I went on to say that truly it’s too much to have to worry/look after old people when we haven’t even been to the top of Everest yet and /or want to go live in Bahia California, and it would be much better if we all had lives terminated at 75 max as even if in the minority of those healthy ones not requiring anything much till 95… what was the point? Clearly it was just a jokey railing at the passage of time which will get us too (except that as we have no children, nobody will be stuck with the problem and money is set aside for the hospice). She has not yet replied. Maybe she’s grown up and I haven’t….

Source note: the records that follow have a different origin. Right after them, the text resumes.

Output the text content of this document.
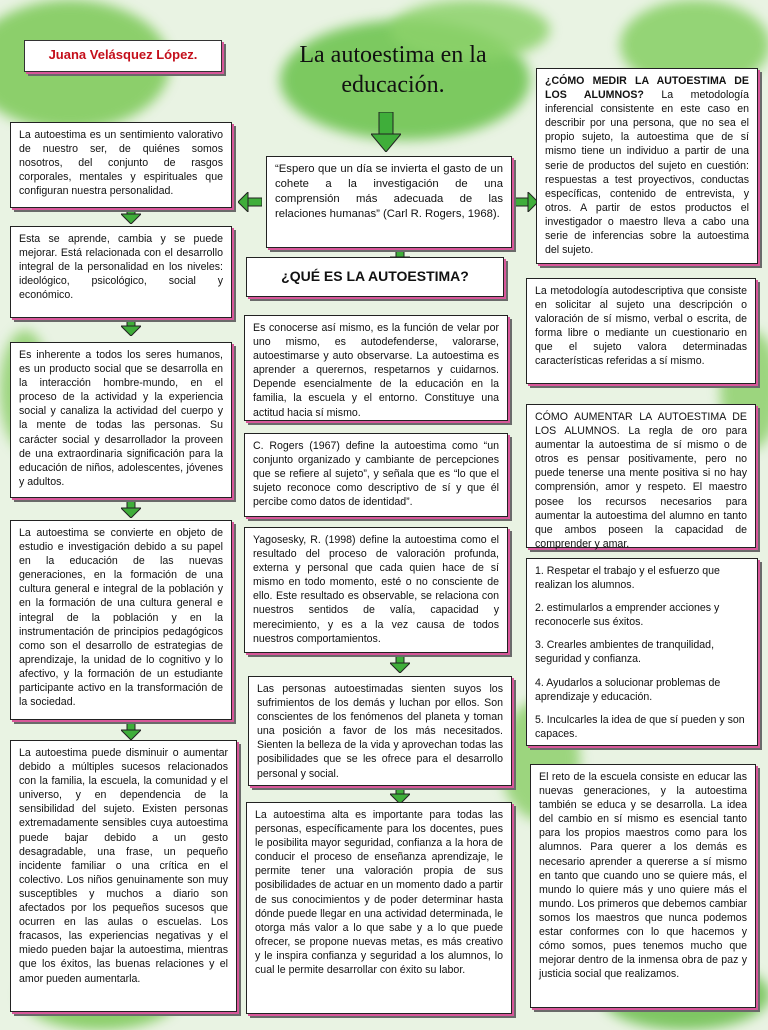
Juana Velásquez López.	La autoestima en la
educación.
La autoestima es un sentimiento valorativo de nuestro ser, de quiénes somos nosotros, del conjunto de rasgos corporales, mentales y espirituales que configuran nuestra personalidad.
Esta se aprende, cambia y se puede mejorar. Está relacionada con el desarrollo integral de la personalidad en los niveles: ideológico, psicológico, social y económico.
Es inherente a todos los seres humanos, es un producto social que se desarrolla en la interacción hombre-mundo, en el proceso de la actividad y la experiencia social y canaliza la actividad del cuerpo y la mente de todas las personas. Su carácter social y desarrollador la proveen de una extraordinaria significación para la educación de niños, adolescentes, jóvenes y adultos.
La autoestima se convierte en objeto de estudio e investigación debido a su papel en la educación de las nuevas generaciones, en la formación de una cultura general e integral de la población y en la formación de una cultura general e integral de la población y en la instrumentación de principios pedagógicos como son el desarrollo de estrategias de aprendizaje, la unidad de lo cognitivo y lo afectivo, y la formación de un estudiante participante activo en la transformación de la sociedad.
La autoestima puede disminuir o aumentar debido a múltiples sucesos relacionados con la familia, la escuela, la comunidad y el universo, y en dependencia de la sensibilidad del sujeto. Existen personas extremadamente sensibles cuya autoestima puede bajar debido a un gesto desagradable, una frase, un pequeño incidente familiar o una crítica en el colectivo. Los niños genuinamente son muy susceptibles y muchos a diario son afectados por los pequeños sucesos que ocurren en las aulas o escuelas. Los fracasos, las experiencias negativas y el miedo pueden bajar la autoestima, mientras que los éxitos, las buenas relaciones y el amor pueden aumentarla.
“Espero que un día se invierta el gasto de un cohete a la investigación de una comprensión más adecuada de las relaciones humanas” (Carl R. Rogers, 1968).
¿QUÉ ES LA AUTOESTIMA?
Es conocerse así mismo, es la función de velar por uno mismo, es autodefenderse, valorarse, autoestimarse y auto observarse. La autoestima es aprender a querernos, respetarnos y cuidarnos. Depende esencialmente de la educación en la familia, la escuela y el entorno. Constituye una actitud hacia sí mismo.
C. Rogers (1967) define la autoestima como “un conjunto organizado y cambiante de percepciones que se refiere al sujeto”, y señala que es “lo que el sujeto reconoce como descriptivo de sí y que él percibe como datos de identidad”.
Yagosesky, R. (1998) define la autoestima como el resultado del proceso de valoración profunda, externa y personal que cada quien hace de sí mismo en todo momento, esté o no consciente de ello. Este resultado es observable, se relaciona con nuestros sentidos de valía, capacidad y merecimiento, y es a la vez causa de todos nuestros comportamientos.
Las personas autoestimadas sienten suyos los sufrimientos de los demás y luchan por ellos. Son conscientes de los fenómenos del planeta y toman una posición a favor de los más necesitados. Sienten la belleza de la vida y aprovechan todas las posibilidades que se les ofrece para el desarrollo personal y social.
La autoestima alta es importante para todas las personas, específicamente para los docentes, pues le posibilita mayor seguridad, confianza a la hora de conducir el proceso de enseñanza aprendizaje, le permite tener una valoración propia de sus posibilidades de actuar en un momento dado a partir de sus conocimientos y de poder determinar hasta dónde puede llegar en una actividad determinada, le otorga más valor a lo que sabe y a lo que puede ofrecer, se propone nuevas metas, es más creativo y le inspira confianza y seguridad a los alumnos, lo cual le permite desarrollar con éxito su labor.
¿CÓMO MEDIR LA AUTOESTIMA DE LOS ALUMNOS? La metodología inferencial consistente en este caso en describir por una persona, que no sea el propio sujeto, la autoestima que de sí mismo tiene un individuo a partir de una serie de productos del sujeto en cuestión: respuestas a test proyectivos, conductas específicas, contenido de entrevista, y otros. A partir de estos productos el investigador o maestro lleva a cabo una serie de inferencias sobre la autoestima del sujeto.
La metodología autodescriptiva que consiste en solicitar al sujeto una descripción o valoración de sí mismo, verbal o escrita, de forma libre o mediante un cuestionario en que el sujeto valora determinadas características referidas a sí mismo.
CÓMO AUMENTAR LA AUTOESTIMA DE LOS ALUMNOS. La regla de oro para aumentar la autoestima de sí mismo o de otros es pensar positivamente, pero no puede tenerse una mente positiva si no hay comprensión, amor y respeto. El maestro posee los recursos necesarios para aumentar la autoestima del alumno en tanto que ambos poseen la capacidad de comprender y amar.

1. Respetar el trabajo y el esfuerzo que realizan los alumnos.

2. estimularlos a emprender acciones y reconocerle sus éxitos.

3. Crearles ambientes de tranquilidad, seguridad y confianza.

4. Ayudarlos a solucionar problemas de aprendizaje y educación.

5. Inculcarles la idea de que sí pueden y son capaces.

El reto de la escuela consiste en educar las nuevas generaciones, y la autoestima también se educa y se desarrolla. La idea del cambio en sí mismo es esencial tanto para los propios maestros como para los alumnos. Para querer a los demás es necesario aprender a quererse a sí mismo en tanto que cuando uno se quiere más, el mundo lo quiere más y uno quiere más el mundo. Los primeros que debemos cambiar somos los maestros que nunca podemos estar conformes con lo que hacemos y cómo somos, pues tenemos mucho que mejorar dentro de la inmensa obra de paz y justicia social que realizamos.
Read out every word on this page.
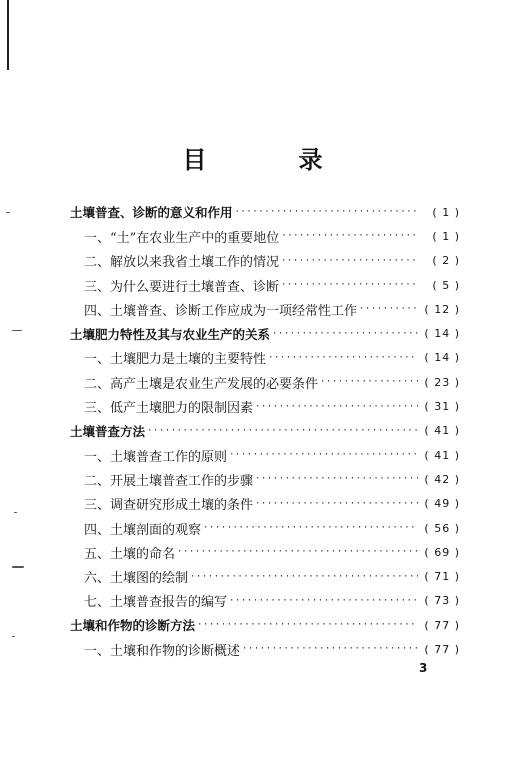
目　录
土壤普查、诊断的意义和作用 ·····	( 1 )
一、“土”在农业生产中的重要地位 ·····	( 1 )
二、解放以来我省土壤工作的情况 ·····	( 2 )
三、为什么要进行土壤普查、诊断 ·····	( 5 )
四、土壤普查、诊断工作应成为一项经常性工作 ·····	( 12 )
土壤肥力特性及其与农业生产的关系 ·····	( 14 )
一、土壤肥力是土壤的主要特性 ·····	( 14 )
二、高产土壤是农业生产发展的必要条件 ·····	( 23 )
三、低产土壤肥力的限制因素 ·····	( 31 )
土壤普查方法 ·····	( 41 )
一、土壤普查工作的原则 ·····	( 41 )
二、开展土壤普查工作的步骤 ·····	( 42 )
三、调查研究形成土壤的条件 ·····	( 49 )
四、土壤剖面的观察 ·····	( 56 )
五、土壤的命名 ·····	( 69 )
六、土壤图的绘制 ·····	( 71 )
七、土壤普查报告的编写 ·····	( 73 )
土壤和作物的诊断方法 ·····	( 77 )
一、土壤和作物的诊断概述 ·····	( 77 )
3
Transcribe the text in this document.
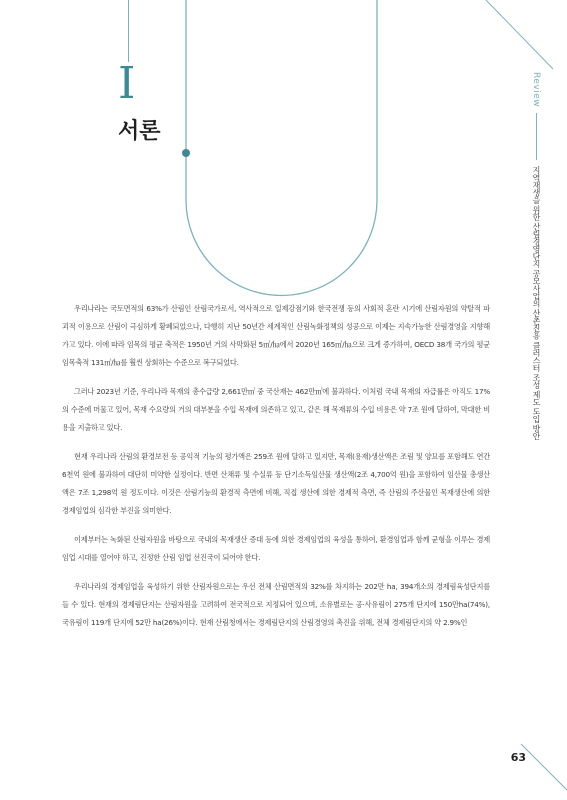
I
서론
Review
지역재생을 위한 산림경영단지 공모사업의 산촌진흥 클러스터 조성 제도 도입 방안

우리나라는 국토면적의 63%가 산림인 산림국가로서, 역사적으로 일제강점기와 한국전쟁 등의 사회적 혼란 시기에 산림자원의 약탈적 파괴적 이용으로 산림이 극심하게 황폐되었으나, 다행히 지난 50년간 세계적인 산림녹화정책의 성공으로 이제는 지속가능한 산림경영을 지향해가고 있다. 이에 따라 임목의 평균 축적은 1950년 거의 사막화된 5㎥/㏊에서 2020년 165㎥/㏊으로 크게 증가하여, OECD 38개 국가의 평균 임목축적 131㎥/㏊를 훨씬 상회하는 수준으로 복구되었다.

그러나 2023년 기준, 우리나라 목재의 총수급량 2,661만㎥ 중 국산재는 462만㎥에 불과하다. 이처럼 국내 목재의 자급률은 아직도 17%의 수준에 머물고 있어, 목재 수요량의 거의 대부분을 수입 목재에 의존하고 있고, 같은 해 목재류의 수입 비용은 약 7조 원에 달하여, 막대한 비용을 지출하고 있다.

현재 우리나라 산림의 환경보전 등 공익적 기능의 평가액은 259조 원에 달하고 있지만, 목재(용재)생산액은 조림 및 양묘를 포함해도 연간 6천억 원에 불과하여 대단히 미약한 실정이다. 반면 산채류 및 수실류 등 단기소득임산물 생산액(2조 4,700억 원)을 포함하여 임산물 총생산액은 7조 1,298억 원 정도이다. 이것은 산림기능의 환경적 측면에 비해, 직접 생산에 의한 경제적 측면, 즉 산림의 주산물인 목재생산에 의한 경제임업의 심각한 부진을 의미한다.

이제부터는 녹화된 산림자원을 바탕으로 국내의 목재생산 증대 등에 의한 경제임업의 육성을 통하여, 환경임업과 함께 균형을 이루는 경제임업 시대를 열어야 하고, 진정한 산림 임업 선진국이 되어야 한다.

우리나라의 경제임업을 육성하기 위한 산림자원으로는 우선 전체 산림면적의 32%를 차지하는 202만 ha, 394개소의 경제림육성단지를 들 수 있다. 현재의 경제림단지는 산림자원을 고려하여 전국적으로 지정되어 있으며, 소유별로는 공·사유림이 275개 단지에 150만ha(74%), 국유림이 119개 단지에 52만 ha(26%)이다. 현재 산림청에서는 경제림단지의 산림경영의 촉진을 위해, 전체 경제림단지의 약 2.9%인

63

Talking of old, which he is at nearly 79 (and past my above mentioned termination threshold), but my father is still vain. The belly has gone largely due to recent illness but he cares about his hair etc. So when I was home recently and he told me he pulls out any white hairs on his eyebrows, I told him he shouldn’t as they never grow back. (is this true? My friend C. says if you pluck one out, 7 grow back in its place – which old wives tale to believe?). I trimmed them anyway, as absolutely hate sticky out 2 inch eyebrow hairs on old men. And then I thought of a solution. I got a brown eyebrow pencil (my sister’s as hers are fine and I don’t need one as me and Brooke Shields in the 80’s were one and the same) and by holding my forefinger under the longish eyebrows, I just coated the white hairs with brown. And voila’. He was suddenly Humphrey Bogart. You’d think a man would tell you you’re mad and not allow you to do this. But he’s my father and he cares about how he looks. I doubt he’ll do it himself, but now he has the tools.